Virtual reality still feels like fantasy to me. It’s like the autonomous car; the technology behind VR is here and progressing fast, yet it’s still worlds away from actually finding a place in daily life. At least for now.
That’s why my blood pressure doesn’t rise when I think of Microsoft’s HoloLens. Or the next iteration of Oculus. I’m a bit tired of waiting for these grand plans to manifest themselves, and I can’t help but wonder if we’re thinking too big. Or maybe we’re not thinking too big — we just need to be practical and think small, too.
Mattel’s new View-Master is a prime example of thinking small.
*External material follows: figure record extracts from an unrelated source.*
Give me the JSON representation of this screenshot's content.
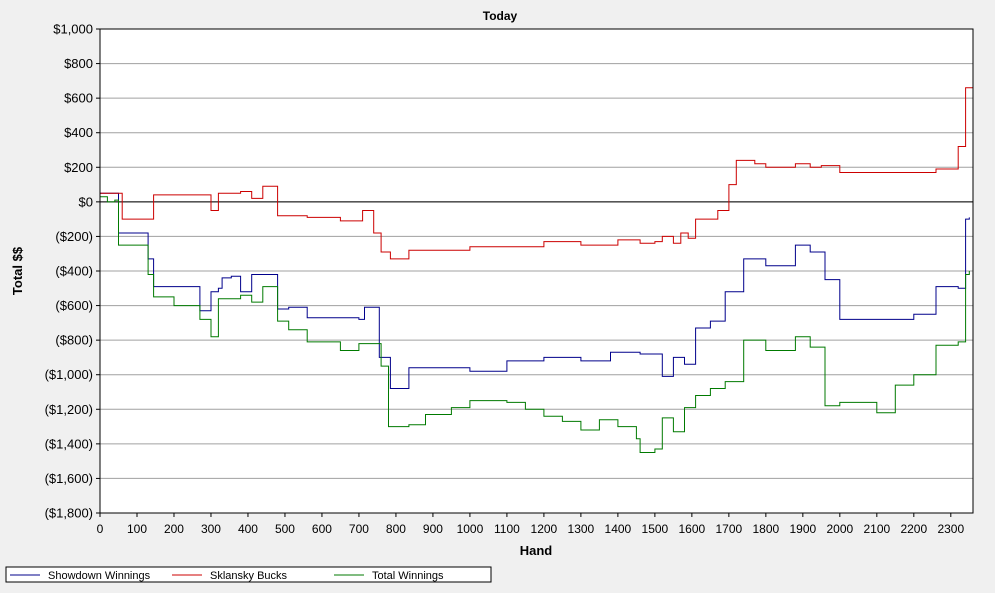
{
  "chart_data": {
    "type": "line",
    "title": "Today",
    "xlabel": "Hand",
    "ylabel": "Total $$",
    "xlim": [
      0,
      2360
    ],
    "ylim": [
      -1800,
      1000
    ],
    "x_ticks": [
      0,
      100,
      200,
      300,
      400,
      500,
      600,
      700,
      800,
      900,
      1000,
      1100,
      1200,
      1300,
      1400,
      1500,
      1600,
      1700,
      1800,
      1900,
      2000,
      2100,
      2200,
      2300
    ],
    "x_tick_labels": [
      "0",
      "100",
      "200",
      "300",
      "400",
      "500",
      "600",
      "700",
      "800",
      "900",
      "1000",
      "1100",
      "1200",
      "1300",
      "1400",
      "1500",
      "1600",
      "1700",
      "1800",
      "1900",
      "2000",
      "2100",
      "2200",
      "2300"
    ],
    "y_ticks": [
      1000,
      800,
      600,
      400,
      200,
      0,
      -200,
      -400,
      -600,
      -800,
      -1000,
      -1200,
      -1400,
      -1600,
      -1800
    ],
    "y_tick_labels": [
      "$1,000",
      "$800",
      "$600",
      "$400",
      "$200",
      "$0",
      "($200)",
      "($400)",
      "($600)",
      "($800)",
      "($1,000)",
      "($1,200)",
      "($1,400)",
      "($1,600)",
      "($1,800)"
    ],
    "grid": true,
    "legend_position": "bottom-left",
    "series": [
      {
        "name": "Showdown Winnings",
        "color": "#00008b",
        "x": [
          0,
          40,
          50,
          120,
          130,
          145,
          270,
          300,
          320,
          330,
          355,
          380,
          410,
          440,
          480,
          510,
          560,
          700,
          715,
          755,
          785,
          835,
          1000,
          1100,
          1200,
          1300,
          1380,
          1460,
          1520,
          1550,
          1580,
          1610,
          1650,
          1690,
          1740,
          1800,
          1880,
          1920,
          1960,
          2000,
          2200,
          2260,
          2320,
          2340,
          2350
        ],
        "y": [
          50,
          50,
          -180,
          -180,
          -330,
          -490,
          -630,
          -520,
          -500,
          -440,
          -430,
          -520,
          -420,
          -420,
          -620,
          -610,
          -670,
          -680,
          -610,
          -900,
          -1080,
          -960,
          -980,
          -920,
          -900,
          -920,
          -870,
          -880,
          -1010,
          -900,
          -940,
          -730,
          -690,
          -520,
          -330,
          -370,
          -250,
          -290,
          -450,
          -680,
          -650,
          -490,
          -500,
          -100,
          -90
        ]
      },
      {
        "name": "Sklansky Bucks",
        "color": "#cc0000",
        "x": [
          0,
          40,
          60,
          120,
          145,
          270,
          300,
          320,
          380,
          410,
          440,
          480,
          560,
          650,
          710,
          740,
          760,
          785,
          835,
          1000,
          1200,
          1300,
          1400,
          1460,
          1500,
          1520,
          1550,
          1570,
          1590,
          1610,
          1670,
          1700,
          1720,
          1770,
          1800,
          1880,
          1920,
          1950,
          2000,
          2100,
          2200,
          2260,
          2320,
          2340,
          2360
        ],
        "y": [
          50,
          50,
          -100,
          -100,
          40,
          40,
          -50,
          50,
          60,
          20,
          90,
          -80,
          -90,
          -110,
          -50,
          -180,
          -290,
          -330,
          -280,
          -260,
          -230,
          -250,
          -220,
          -240,
          -230,
          -200,
          -240,
          -180,
          -210,
          -100,
          -50,
          100,
          240,
          220,
          200,
          220,
          200,
          210,
          170,
          170,
          170,
          190,
          320,
          660,
          720
        ]
      },
      {
        "name": "Total Winnings",
        "color": "#007a00",
        "x": [
          0,
          20,
          40,
          50,
          120,
          130,
          145,
          200,
          270,
          300,
          320,
          380,
          410,
          440,
          480,
          510,
          560,
          650,
          700,
          760,
          780,
          835,
          880,
          950,
          1000,
          1100,
          1150,
          1200,
          1250,
          1300,
          1350,
          1400,
          1450,
          1460,
          1500,
          1520,
          1550,
          1580,
          1610,
          1650,
          1690,
          1740,
          1800,
          1880,
          1920,
          1960,
          2000,
          2100,
          2150,
          2200,
          2260,
          2320,
          2340,
          2350
        ],
        "y": [
          30,
          0,
          10,
          -250,
          -250,
          -420,
          -550,
          -600,
          -680,
          -780,
          -560,
          -540,
          -580,
          -490,
          -690,
          -740,
          -810,
          -860,
          -820,
          -950,
          -1300,
          -1290,
          -1230,
          -1190,
          -1150,
          -1160,
          -1200,
          -1240,
          -1270,
          -1320,
          -1260,
          -1300,
          -1370,
          -1450,
          -1430,
          -1250,
          -1330,
          -1190,
          -1120,
          -1080,
          -1040,
          -800,
          -860,
          -780,
          -840,
          -1180,
          -1160,
          -1220,
          -1060,
          -1000,
          -830,
          -810,
          -420,
          -400
        ]
      }
    ]
  }
}
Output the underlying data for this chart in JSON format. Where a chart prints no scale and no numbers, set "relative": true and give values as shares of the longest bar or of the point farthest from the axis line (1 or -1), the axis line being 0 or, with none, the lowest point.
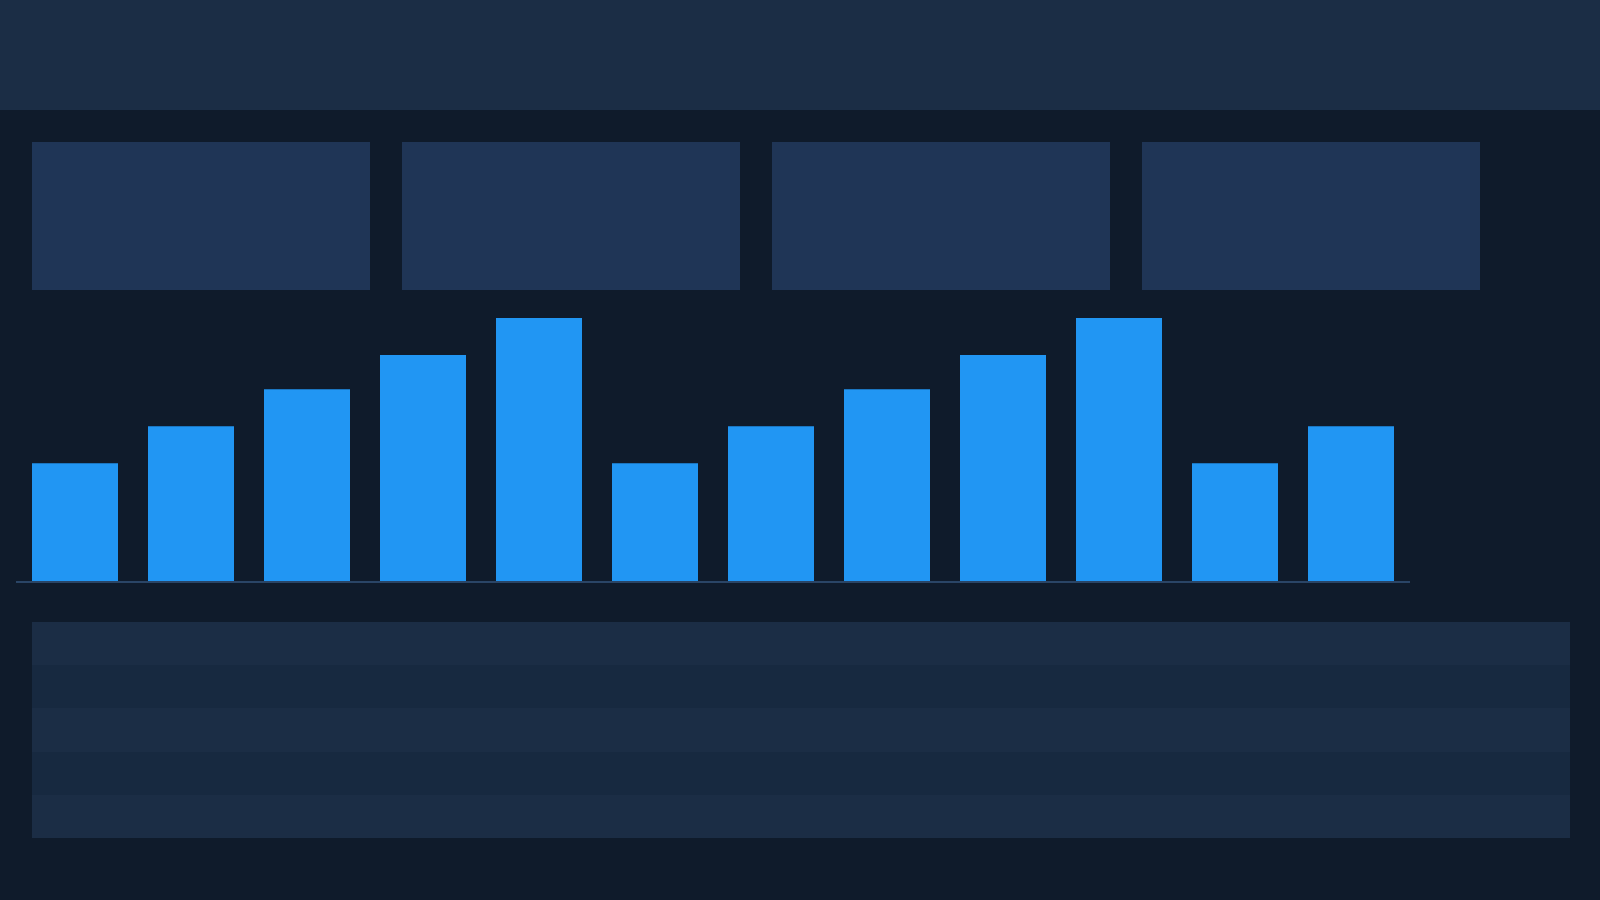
{
  "chart_data": {
    "type": "bar",
    "categories": [
      null,
      null,
      null,
      null,
      null,
      null,
      null,
      null,
      null,
      null,
      null,
      null
    ],
    "values": [
      0.45,
      0.59,
      0.73,
      0.86,
      1,
      0.45,
      0.59,
      0.73,
      0.86,
      1,
      0.45,
      0.59
    ],
    "color": "#2196f3",
    "relative": true
  }
}
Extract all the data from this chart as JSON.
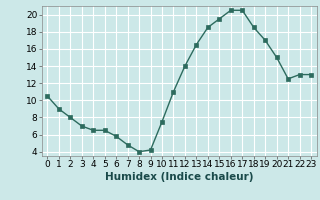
{
  "x": [
    0,
    1,
    2,
    3,
    4,
    5,
    6,
    7,
    8,
    9,
    10,
    11,
    12,
    13,
    14,
    15,
    16,
    17,
    18,
    19,
    20,
    21,
    22,
    23
  ],
  "y": [
    10.5,
    9.0,
    8.0,
    7.0,
    6.5,
    6.5,
    5.8,
    4.8,
    4.0,
    4.2,
    7.5,
    11.0,
    14.0,
    16.5,
    18.5,
    19.5,
    20.5,
    20.5,
    18.5,
    17.0,
    15.0,
    12.5,
    13.0,
    13.0
  ],
  "line_color": "#2d6b5e",
  "marker_color": "#2d6b5e",
  "bg_color": "#cce8e8",
  "grid_color": "#ffffff",
  "xlabel": "Humidex (Indice chaleur)",
  "ylim": [
    3.5,
    21
  ],
  "xlim": [
    -0.5,
    23.5
  ],
  "yticks": [
    4,
    6,
    8,
    10,
    12,
    14,
    16,
    18,
    20
  ],
  "xticks": [
    0,
    1,
    2,
    3,
    4,
    5,
    6,
    7,
    8,
    9,
    10,
    11,
    12,
    13,
    14,
    15,
    16,
    17,
    18,
    19,
    20,
    21,
    22,
    23
  ],
  "xlabel_fontsize": 7.5,
  "tick_fontsize": 6.5
}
The View-Master is essentially a fancy shell and companion app powered by a smartphone and Google’s low-fi VR project, Cardboard. Mattel and Google unveiled the device today in New York, but it’s an unfinished product.
Like trying on ski goggles, I held the (non-functional) View-Master to my face. I tried Mattel’s companion app separately, using Google’s Cardboard shell.
The toy — yes, toy — felt clunky but sturdy. It looks like the kind of object a parent might throw in their Target cart to calm down a crying kid. That’s probably the best thing about this gadget: It looks like something in the Target toy aisle. It’s also going to retail for $30 — a fair enough price for something that promises virtual reality.
I don’t think Mattel will hit a home run with View-Master. But I think the idea here — short, simple, snackable VR experiences made for kids — has tons of potential.
Agree or not, this thing may end up in your local toy aisle very soon, maybe even this fall.